Manco dico che se parlassimo di baschi o catalani vorrei vedere se saresti pronto a dire la stessa cosa (credo proprio di no), peggio mi sento se la minoranza non fosse una nazione minore che si sente oppressa ma una minoranza politica che vuole farsi un proprio regime.
Che sò, gli italiani di sinistra che si prendono una regione e pretendono di farne uno stato comunista.
Vorrei proprio vederti a dire la stessa cosa.
Ecco qui un altro esempio del double standard occidentale.
La mia argomentazione si articola su tre principi fondamentali, il primo è il non aggression principle, il secondo la libertà di associazione (sono libero di associarmi a chi ritengo a me affine, e altrettanto libero di dissociarmi da ciò che non condivido), il terzo ovviamente è l'autoderminazione.
Se il primo (spero) sia chiaro a tutti, nel secondo è implicito che se FD volesse staccare l'Emilia o la Toscana per fondare la sua repubblica popolare dovrebbe aver un consenso locale abbastanza schiacciante, se per quanto riguarda, realisticamente, Baschi e Catalani questo è davvero presente, come lo è nelle aree a maggioranza curda tra Turchia e Siria, per intenderci, movimenti simili in altre zone non è così scontato possano volerlo davvero in assenza di valide motivazioni.
Al punto tre, mi pare ovvio che secondo il principio dell'autodeterminazione , se un dato segmento volesse staccarsi pacificamente dovrebbe poterlo fare, ovvio, non credo possa bastare un 50%+1 , ma se un 70/80% degli abitanti desiderasse staccarsi dal governo centrale a me apparirebbe perfettamente legittimo, a prescindere dall'allineamento geopolitico di tale governo.

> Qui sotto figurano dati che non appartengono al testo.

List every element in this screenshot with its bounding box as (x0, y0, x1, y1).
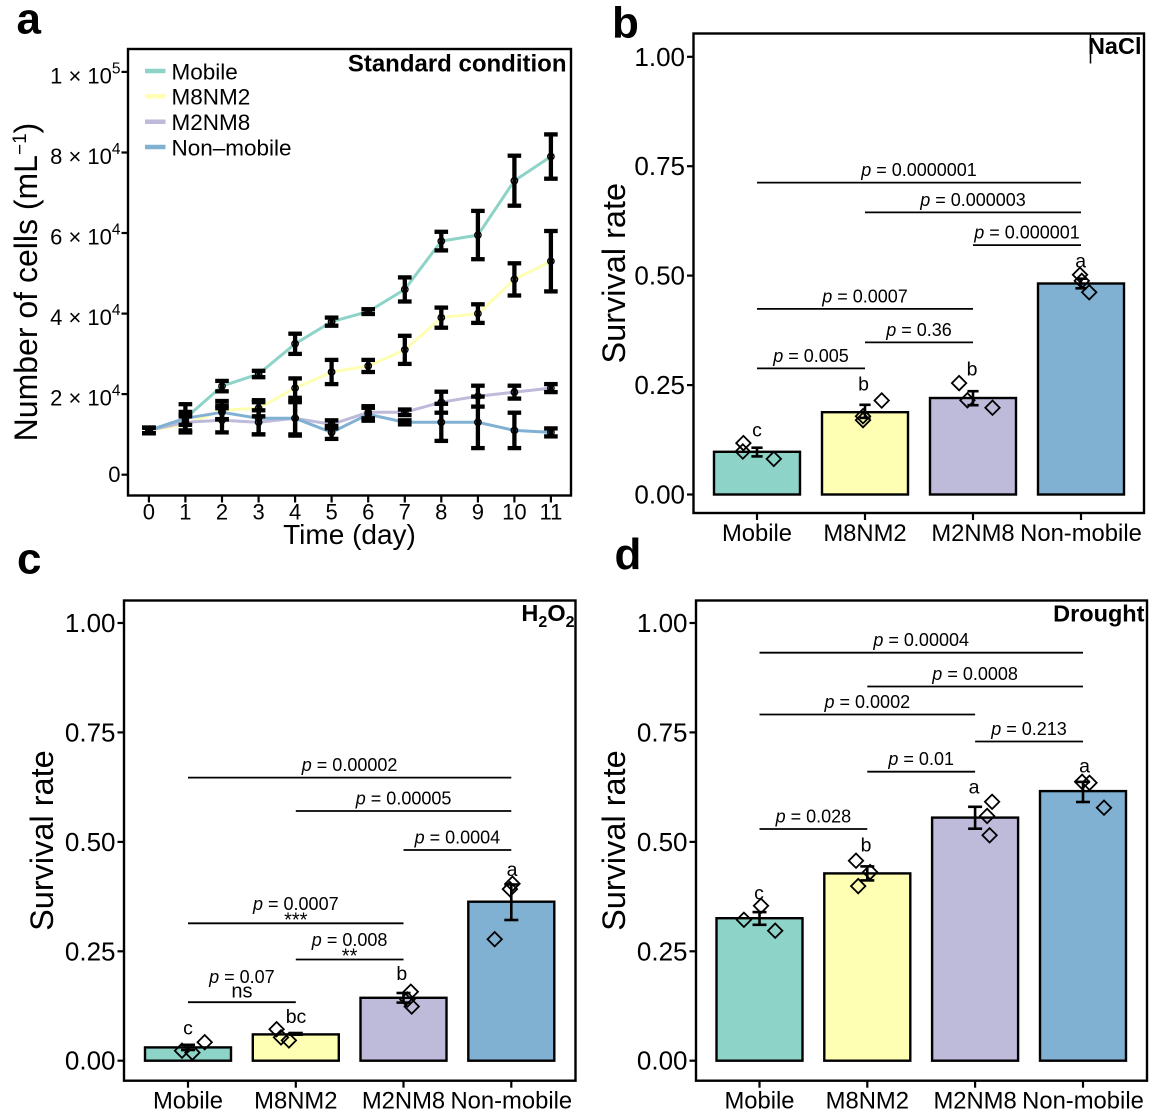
svg-text:a: a (17, 0, 42, 44)
svg-text:Mobile: Mobile (172, 59, 238, 84)
svg-text:p = 0.0002: p = 0.0002 (824, 692, 911, 712)
svg-text:p = 0.0000001: p = 0.0000001 (860, 160, 977, 180)
svg-text:M8NM2: M8NM2 (826, 1088, 909, 1115)
svg-text:p = 0.00004: p = 0.00004 (872, 630, 969, 650)
svg-text:0.25: 0.25 (637, 936, 688, 966)
svg-text:1: 1 (179, 500, 191, 525)
svg-text:Non–mobile: Non–mobile (172, 135, 292, 160)
svg-text:6: 6 (362, 500, 374, 525)
svg-text:p = 0.00002: p = 0.00002 (301, 755, 398, 775)
svg-text:Time (day): Time (day) (283, 519, 416, 550)
svg-text:Standard condition: Standard condition (348, 51, 567, 78)
svg-text:3: 3 (252, 500, 264, 525)
svg-text:Mobile: Mobile (722, 520, 792, 547)
svg-text:a: a (1075, 251, 1086, 273)
svg-text:p = 0.0004: p = 0.0004 (414, 828, 501, 848)
svg-text:0.50: 0.50 (637, 827, 688, 857)
svg-text:4: 4 (289, 500, 301, 525)
svg-text:1.00: 1.00 (634, 42, 685, 72)
svg-text:**: ** (342, 946, 358, 968)
svg-text:0.50: 0.50 (65, 827, 116, 857)
svg-text:2 × 104: 2 × 104 (50, 383, 121, 411)
svg-text:8: 8 (435, 500, 447, 525)
svg-text:0.25: 0.25 (634, 370, 685, 400)
svg-text:M8NM2: M8NM2 (172, 85, 251, 110)
svg-text:8 × 104: 8 × 104 (50, 141, 121, 169)
svg-text:5: 5 (325, 500, 337, 525)
svg-text:a: a (969, 777, 980, 799)
svg-text:p = 0.005: p = 0.005 (772, 346, 849, 366)
svg-text:M8NM2: M8NM2 (254, 1088, 337, 1115)
svg-text:0.00: 0.00 (637, 1046, 688, 1076)
svg-text:***: *** (284, 909, 308, 931)
svg-text:0.00: 0.00 (65, 1046, 116, 1076)
svg-text:p = 0.000001: p = 0.000001 (973, 223, 1080, 243)
svg-text:9: 9 (472, 500, 484, 525)
svg-text:2: 2 (216, 500, 228, 525)
svg-text:c: c (17, 535, 41, 584)
svg-text:p = 0.213: p = 0.213 (990, 719, 1067, 739)
svg-text:0: 0 (108, 462, 120, 487)
svg-text:Number of cells (mL−1): Number of cells (mL−1) (8, 123, 44, 442)
svg-text:p = 0.0007: p = 0.0007 (821, 286, 908, 306)
svg-text:b: b (612, 0, 639, 48)
svg-text:0.00: 0.00 (634, 480, 685, 510)
svg-text:c: c (183, 1018, 193, 1040)
svg-text:b: b (967, 359, 978, 381)
svg-text:p = 0.00005: p = 0.00005 (355, 789, 452, 809)
svg-text:p = 0.008: p = 0.008 (311, 930, 388, 950)
svg-text:c: c (752, 419, 762, 441)
svg-text:M2NM8: M2NM8 (931, 520, 1014, 547)
svg-text:Survival rate: Survival rate (24, 750, 60, 931)
svg-text:p = 0.36: p = 0.36 (885, 320, 952, 340)
svg-text:d: d (615, 530, 642, 579)
svg-text:H2O2: H2O2 (521, 600, 574, 631)
svg-text:ns: ns (231, 981, 252, 1003)
svg-text:Non-mobile: Non-mobile (1022, 1088, 1144, 1115)
svg-text:b: b (861, 835, 872, 857)
svg-text:0.50: 0.50 (634, 261, 685, 291)
svg-text:p = 0.07: p = 0.07 (208, 967, 275, 987)
svg-text:M2NM8: M2NM8 (362, 1088, 445, 1115)
svg-text:Survival rate: Survival rate (596, 183, 632, 364)
svg-text:b: b (858, 374, 869, 396)
svg-text:c: c (754, 883, 764, 905)
svg-text:0.25: 0.25 (65, 936, 116, 966)
svg-text:10: 10 (502, 500, 526, 525)
svg-text:6 × 104: 6 × 104 (50, 222, 121, 250)
svg-text:0.75: 0.75 (65, 717, 116, 747)
svg-text:M8NM2: M8NM2 (823, 520, 906, 547)
svg-text:a: a (507, 859, 518, 881)
svg-text:Survival rate: Survival rate (596, 750, 632, 931)
svg-text:NaCl: NaCl (1088, 33, 1142, 59)
svg-text:p = 0.01: p = 0.01 (887, 749, 954, 769)
svg-text:p = 0.0007: p = 0.0007 (252, 894, 339, 914)
svg-text:b: b (396, 963, 407, 985)
svg-text:0: 0 (143, 500, 155, 525)
svg-text:p = 0.000003: p = 0.000003 (919, 190, 1026, 210)
svg-text:11: 11 (539, 500, 562, 525)
svg-text:Mobile: Mobile (153, 1088, 223, 1115)
svg-text:Drought: Drought (1053, 600, 1145, 626)
svg-text:p = 0.028: p = 0.028 (775, 807, 852, 827)
svg-text:M2NM8: M2NM8 (933, 1088, 1016, 1115)
svg-text:1.00: 1.00 (65, 608, 116, 638)
svg-text:1.00: 1.00 (637, 608, 688, 638)
svg-text:Non-mobile: Non-mobile (450, 1088, 572, 1115)
svg-text:a: a (1079, 756, 1090, 778)
svg-text:0.75: 0.75 (634, 151, 685, 181)
svg-text:bc: bc (286, 1006, 307, 1028)
svg-text:Mobile: Mobile (724, 1088, 794, 1115)
svg-text:M2NM8: M2NM8 (172, 110, 251, 135)
svg-text:Non-mobile: Non-mobile (1020, 520, 1142, 547)
svg-text:4 × 104: 4 × 104 (50, 302, 121, 330)
svg-text:0.75: 0.75 (637, 717, 688, 747)
svg-text:1 × 105: 1 × 105 (50, 60, 120, 88)
svg-text:7: 7 (399, 500, 411, 525)
svg-text:p = 0.0008: p = 0.0008 (931, 664, 1018, 684)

In conclusione alla critica agli stati moderni e al fatto che siano superati e in preda ad una irrimediabile crisi di leadership e competenze, a tutti i livelli, quindi un decentramento locale potrebbe fermare o invertire la spirale, altrimenti impossibile.

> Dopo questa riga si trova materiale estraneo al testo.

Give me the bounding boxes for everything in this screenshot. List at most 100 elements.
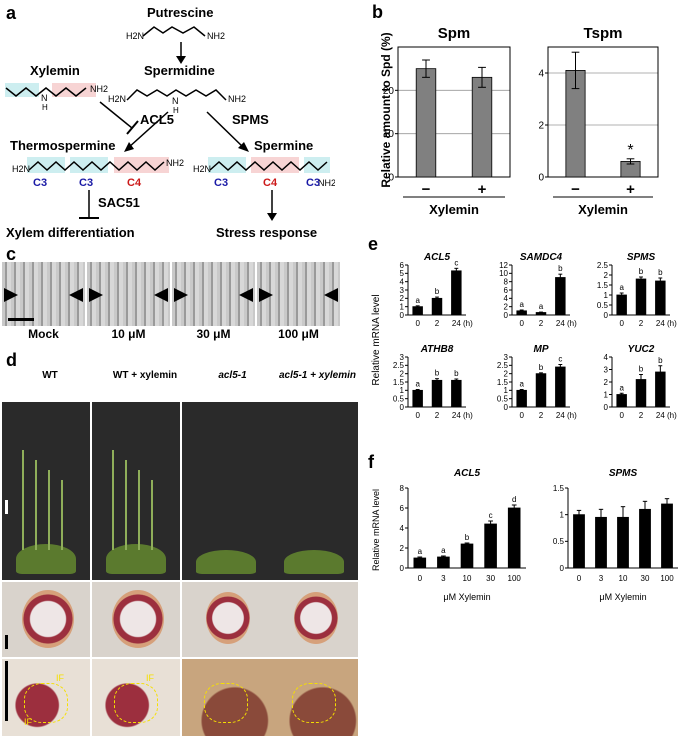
chart-spms: SPMS 0 0.5 1 1.5 0 3 10 30 100 — [553, 468, 678, 583]
significance-letter: a — [418, 547, 423, 556]
plant-column-header: WT — [42, 370, 58, 381]
panel-a-pathway-diagram: a Putrescine H2N NH2 Spermidine H2N N H … — [5, 3, 335, 240]
y-tick-label: 0 — [504, 403, 509, 412]
micrograph-4 — [257, 262, 340, 326]
y-tick-label: 0 — [604, 403, 609, 412]
x-tick-label: 0 — [415, 411, 420, 420]
significance-letter: c — [489, 511, 493, 520]
panel-letter-f: f — [368, 452, 375, 472]
chart-title: Spm — [438, 25, 471, 42]
bar — [616, 394, 627, 408]
y-tick-label: 0 — [560, 564, 565, 573]
acl5-label: ACL5 — [140, 112, 174, 127]
micrograph-2 — [87, 262, 170, 326]
y-tick-label: 5 — [400, 269, 405, 278]
spermine-c3a: C3 — [214, 177, 228, 189]
x-tick-label: − — [422, 181, 431, 198]
chart-title: SPMS — [609, 468, 638, 479]
x-tick-label: + — [626, 181, 635, 198]
y-tick-label: 3 — [400, 353, 405, 362]
panel-c-labels: Mock 10 μM 30 μM 100 μM — [2, 327, 357, 343]
plant-rosette — [16, 544, 76, 574]
xylem-differentiation-label: Xylem differentiation — [6, 225, 135, 240]
y-tick-label: 2 — [400, 544, 405, 553]
inflorescence-stem — [112, 450, 114, 550]
bar — [431, 297, 443, 316]
bar — [516, 389, 527, 408]
plant-photo-4 — [270, 402, 358, 580]
bar — [412, 306, 423, 316]
svg-text:H2N: H2N — [108, 94, 126, 104]
x-tick-label: 24 (h) — [556, 319, 577, 328]
y-tick-label: 6 — [504, 286, 509, 295]
x-tick-label: 10 — [619, 574, 628, 583]
if-label: IF — [146, 673, 154, 683]
svg-text:NH2: NH2 — [207, 31, 225, 41]
y-tick-label: 2 — [400, 369, 405, 378]
plot-frame — [397, 46, 511, 178]
spermidine-structure — [126, 89, 227, 101]
x-tick-label: 100 — [660, 574, 674, 583]
micrograph-label: 30 μM — [196, 327, 231, 341]
y-tick-label: 2 — [504, 302, 509, 311]
panel-c: c — [0, 244, 360, 310]
x-tick-label: 10 — [463, 574, 472, 583]
panel-d-photo-grid: IF IF IF — [2, 402, 358, 736]
svg-text:NH2: NH2 — [90, 84, 108, 94]
svg-text:H: H — [173, 106, 179, 115]
y-tick-label: 0 — [400, 403, 405, 412]
svg-text:H2N: H2N — [193, 164, 211, 174]
spermine-structure — [209, 160, 328, 172]
inflorescence-stem — [151, 480, 153, 550]
interfascicular-region-outline — [24, 683, 68, 723]
x-tick-label: 2 — [639, 319, 644, 328]
scale-bar — [8, 318, 34, 321]
y-tick-label: 0 — [400, 311, 405, 320]
stem-cross-section — [294, 592, 338, 644]
svg-text:NH2: NH2 — [228, 94, 246, 104]
interfascicular-region-outline — [204, 683, 248, 723]
x-tick-label: 0 — [577, 574, 582, 583]
x-tick-label: 24 (h) — [656, 319, 677, 328]
arrowhead-right-icon — [154, 288, 168, 302]
y-tick-label: 0 — [400, 564, 405, 573]
bar — [639, 508, 651, 569]
panel-f-ylabel: Relative mRNA level — [371, 489, 381, 571]
x-tick-label: 0 — [519, 411, 524, 420]
stem-cross-section — [112, 590, 164, 648]
plant-rosette — [284, 550, 344, 574]
arrowhead-left-icon — [89, 288, 103, 302]
chart-title: SPMS — [627, 252, 656, 263]
y-tick-label: 1 — [504, 386, 509, 395]
chart-title: Tspm — [584, 25, 623, 42]
thermospermine-c4: C4 — [127, 177, 142, 189]
significance-star: * — [627, 142, 633, 159]
stem-cross-section — [206, 592, 250, 644]
significance-letter: b — [435, 287, 440, 296]
inflorescence-stem — [61, 480, 63, 550]
y-tick-label: 12 — [499, 261, 508, 270]
significance-letter: b — [658, 356, 663, 365]
x-tick-label: 24 (h) — [452, 319, 473, 328]
significance-letter: c — [558, 355, 562, 364]
significance-letter: a — [519, 380, 524, 389]
inflorescence-stem — [48, 470, 50, 550]
x-tick-label: 0 — [619, 319, 624, 328]
y-tick-label: 0.5 — [597, 301, 609, 310]
micrograph-3 — [172, 262, 255, 326]
stem-cross-section — [22, 590, 74, 648]
x-tick-label: 2 — [539, 319, 544, 328]
significance-letter: b — [639, 267, 644, 276]
stress-response-label: Stress response — [216, 225, 317, 240]
y-tick-label: 8 — [400, 484, 405, 493]
spermidine-label: Spermidine — [144, 63, 215, 78]
plant-column-header: acl5-1 — [218, 370, 247, 381]
y-tick-label: 1 — [400, 302, 405, 311]
plot-frame — [547, 46, 659, 178]
bar — [412, 389, 423, 408]
section-photo-3 — [182, 582, 270, 657]
putrescine-label: Putrescine — [147, 5, 213, 20]
closeup-photo-2: IF — [92, 659, 180, 736]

Proprio perchè vi sono una serie interminabile di linee divisive nella società moderna, non solo politiche, ma anche etniche, linguistiche, religiose, etc, non credo possa spettare agli esterni determinarne la validità o meno.
Il movimento catalano, usato nell'esempio da FD, conferma come il processo elettorale sia una farsa fine a se stessa, che il potere centrale non accetta di essere messo in discussione, meno che mai in poco limpido e pacifico, ma questo è un'altro problema.

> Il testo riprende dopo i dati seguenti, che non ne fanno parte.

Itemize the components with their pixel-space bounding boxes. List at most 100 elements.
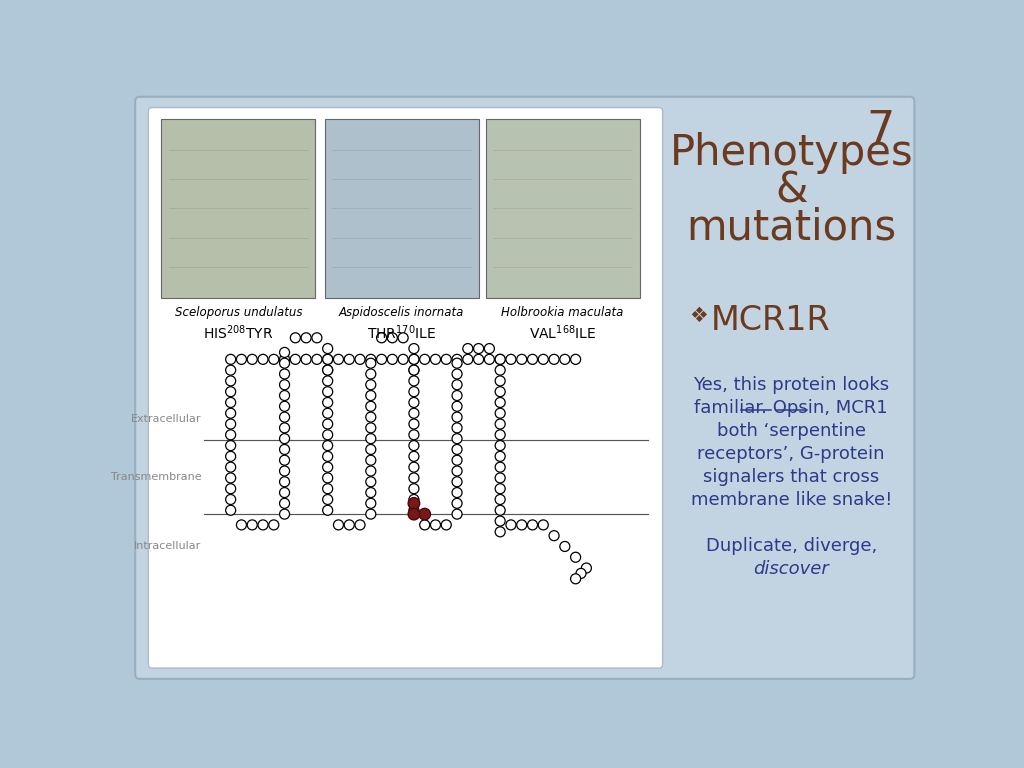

Come dicevo, nella costituzione americana vi è la possibilità per le contee di separarsi e aggregarsi abbastanza liberamente, pur all'interno di certe prerogative federali (gli stati devono essere contigui e deve essere ratificato un trattato tra le due entità).
Quindi a livello di contee è possibile secedere, ma non lo è a proposito di stati nei confronti del governo federale, interessante no?
Tuttavia la cosa avrebbe problemi pratici di un certo livello, a cominciare dal creare strutture civili e a gestire l'eventuale movimento di popolazione conseguente, chi magari vuole uscire dal nuovo stato, chi potrebbe voler entrare e così via.
Nel caso Taiwanese, da cui origina la discussione, questi sono già de facto indipendenti dalla Cina, aldilà della questione del riconoscimento internazionale, hanno già istituzioni e strumenti civili funzionanti e varie ragioni per non voler essere reincorporati da Pechino.
Stesso discorso si potrebbe fare per il Kosovo, il Donbas o il Rojava.